В Кройцберге, тихом районе возле реки Шпрее, мертвых станций две. Беглецы шли на «Мориенплатц». В близкий «Ораниенплатц» не сунешься, после случившейся год назад перестрелки с загнанной в подземелье бандой там создан постоянный полицейский пост.
– Д-два-три дня надо потерпеть, – уговаривал проводник, чувствуя, что перспектива никого не радует. – А з-завтра продуктов подкину, хлеба, к-консервов. Будет врач, и его приведу, чтобы, значит, камрада подштопать.
Когда впереди из мрака вынырнул высокий дощатый забор, Александр остановил отряд и коротко обрисовал ситуацию. Проводник вновь заверил, что и еда будет, и помощь.
– Не пойду, – сразу же решил один. – Тесноты боюсь, не выдержу. Разреши, командир, одному удачи искать?
Белов не возражал. Камрад вскинул вверх правый кулак, поправил карабин на плече и сгинул во тьме. Остальные мрачно молчали, но вслух никто не протестовал.
– П-почти пришли, – попытался подбодрить проводник. – Стройка, очередную станцию к-копают, там лаз. Только т-тихо, тихо…
Александру представилась вечная ночь, сырость, стук капель, шорох крыс. Куда там «Колумбии»!
– Фонарик есть? – не выдержал он. – Нам оставите, а то совсем скучно будет.
Поглядел на то, что осталось от отряда. Пятеро… Лекарств и бинтов для Критцлера под землей тоже нет.
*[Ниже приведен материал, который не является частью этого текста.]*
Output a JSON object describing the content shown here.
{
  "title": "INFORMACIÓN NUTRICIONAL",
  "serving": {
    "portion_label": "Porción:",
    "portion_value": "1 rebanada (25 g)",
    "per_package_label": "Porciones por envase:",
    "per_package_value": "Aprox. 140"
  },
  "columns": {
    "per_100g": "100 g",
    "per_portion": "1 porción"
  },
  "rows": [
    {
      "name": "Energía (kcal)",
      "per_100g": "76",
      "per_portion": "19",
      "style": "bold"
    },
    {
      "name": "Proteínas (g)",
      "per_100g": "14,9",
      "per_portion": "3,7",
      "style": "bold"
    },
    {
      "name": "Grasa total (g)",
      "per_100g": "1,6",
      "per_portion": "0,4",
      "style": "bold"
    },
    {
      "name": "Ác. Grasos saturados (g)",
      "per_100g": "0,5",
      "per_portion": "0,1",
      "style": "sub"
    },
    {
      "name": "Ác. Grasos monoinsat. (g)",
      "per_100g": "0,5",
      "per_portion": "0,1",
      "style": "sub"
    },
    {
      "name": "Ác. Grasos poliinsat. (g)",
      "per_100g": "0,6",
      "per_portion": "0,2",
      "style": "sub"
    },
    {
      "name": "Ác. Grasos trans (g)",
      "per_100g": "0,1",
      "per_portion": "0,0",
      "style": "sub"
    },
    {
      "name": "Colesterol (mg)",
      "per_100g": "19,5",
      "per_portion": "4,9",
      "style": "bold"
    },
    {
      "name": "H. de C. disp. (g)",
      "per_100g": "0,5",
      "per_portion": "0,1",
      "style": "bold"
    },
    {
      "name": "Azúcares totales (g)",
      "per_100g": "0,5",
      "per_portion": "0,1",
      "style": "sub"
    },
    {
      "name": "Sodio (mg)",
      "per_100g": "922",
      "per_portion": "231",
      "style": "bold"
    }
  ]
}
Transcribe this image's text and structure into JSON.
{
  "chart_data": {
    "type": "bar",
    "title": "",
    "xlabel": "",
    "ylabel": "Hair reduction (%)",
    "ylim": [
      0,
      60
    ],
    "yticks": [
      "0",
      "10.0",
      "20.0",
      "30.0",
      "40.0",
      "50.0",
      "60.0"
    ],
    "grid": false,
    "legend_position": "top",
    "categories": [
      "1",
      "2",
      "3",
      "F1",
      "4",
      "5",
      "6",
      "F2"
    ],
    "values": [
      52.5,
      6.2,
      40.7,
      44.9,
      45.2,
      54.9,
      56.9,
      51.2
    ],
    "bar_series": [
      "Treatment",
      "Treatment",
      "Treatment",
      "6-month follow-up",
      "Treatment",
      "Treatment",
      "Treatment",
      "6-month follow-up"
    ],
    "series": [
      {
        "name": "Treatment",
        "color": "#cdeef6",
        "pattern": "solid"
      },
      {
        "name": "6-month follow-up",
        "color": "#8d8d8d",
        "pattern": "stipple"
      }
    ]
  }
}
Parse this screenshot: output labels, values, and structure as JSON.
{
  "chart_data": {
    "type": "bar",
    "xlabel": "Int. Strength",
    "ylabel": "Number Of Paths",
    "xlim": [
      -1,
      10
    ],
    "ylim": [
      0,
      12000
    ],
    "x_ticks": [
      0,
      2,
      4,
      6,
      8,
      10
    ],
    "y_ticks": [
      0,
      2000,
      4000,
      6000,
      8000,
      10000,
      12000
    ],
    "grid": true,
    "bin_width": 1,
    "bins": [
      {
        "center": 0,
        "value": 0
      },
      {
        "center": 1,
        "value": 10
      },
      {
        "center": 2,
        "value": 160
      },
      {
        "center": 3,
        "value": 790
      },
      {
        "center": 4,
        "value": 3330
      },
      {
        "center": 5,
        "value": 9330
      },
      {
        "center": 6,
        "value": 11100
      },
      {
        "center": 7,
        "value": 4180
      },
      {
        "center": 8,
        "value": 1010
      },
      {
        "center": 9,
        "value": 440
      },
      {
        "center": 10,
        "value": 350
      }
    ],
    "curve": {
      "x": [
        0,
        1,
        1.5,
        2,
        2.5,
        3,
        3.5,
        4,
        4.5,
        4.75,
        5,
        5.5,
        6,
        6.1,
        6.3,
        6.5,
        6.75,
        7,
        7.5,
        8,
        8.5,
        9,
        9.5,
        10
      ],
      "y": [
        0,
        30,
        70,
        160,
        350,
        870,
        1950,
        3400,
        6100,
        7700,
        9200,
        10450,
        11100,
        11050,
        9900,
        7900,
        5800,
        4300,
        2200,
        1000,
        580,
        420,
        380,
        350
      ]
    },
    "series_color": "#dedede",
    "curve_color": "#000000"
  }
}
– Если… Если все согласны… Пошли!
* * *
…Ржавый металл поручней, железные ступени, влажный бетон стен. Вход оказался спрятан в маленьком кирпичном домике неподалеку от калитки. Тяжелая стальная дверь заперта, но у проводника нашелся ключ.
Вниз, вниз…
Желтый электрический огонь прыгал по ступеням. Фонарик держал в руках проводник, и Александр все время опасался, что уронит. Но обошлось, лестница кончилась, и вместо металла под ногами появился бетон. Узкий, плечи в стены упираются, коридор, по бокам – запертые железные двери.
– Уже рядом, – обрадовал проводник. – Совсем б-близко.
Луч фонаря внезапно исчез в густой тьме, потом вновь появился, высветив край асфальтовой платформы. Станция… Где-то далеко вверху, под сводами внезапно подала скрипучий голос птица, то ли вульгарная ворона, то ли сам Ворон из поэмы американского мистика По.
– Nevermore! Niemals!..[75]
Проводник повел влево, для верности осветив фонариком асфальтовый пол и стену в осыпавшейся плитке. Самый край платформы. Две двери, одна выбита, зияет черным провалом, вторая, деревянная, заперта. Проводник позвенел ключами.
– Сюда, к-камрады!
Коридор – и снова двери, по две с каждой стороны. Вдалеке послышался шум воды, словно под землей скрывался маленький водопад.
– Открыто! – проводник толкнул одну из дверей. – В-вода имеется, туалет тоже. Больше, правда, ничего нет…
Инструкции оказались просты. Мертвая станция не пустует, сюда заходят и бродяги, и шуцманы. Днем патруль появляется каждые два часа. Поэтому дверь предлагалось запереть изнутри на задвижку – и открывать только по условному стуку. Два-три-два! Для верности проводник показал сам и попросил повторить.
Пожал всем руки, вручил найденный в кармане спецовки завернутый в промасленную бумагу бутерброд, отдал фонарик. Белов мельком посочувствовал парню. Возвращаться ему придется во тьме.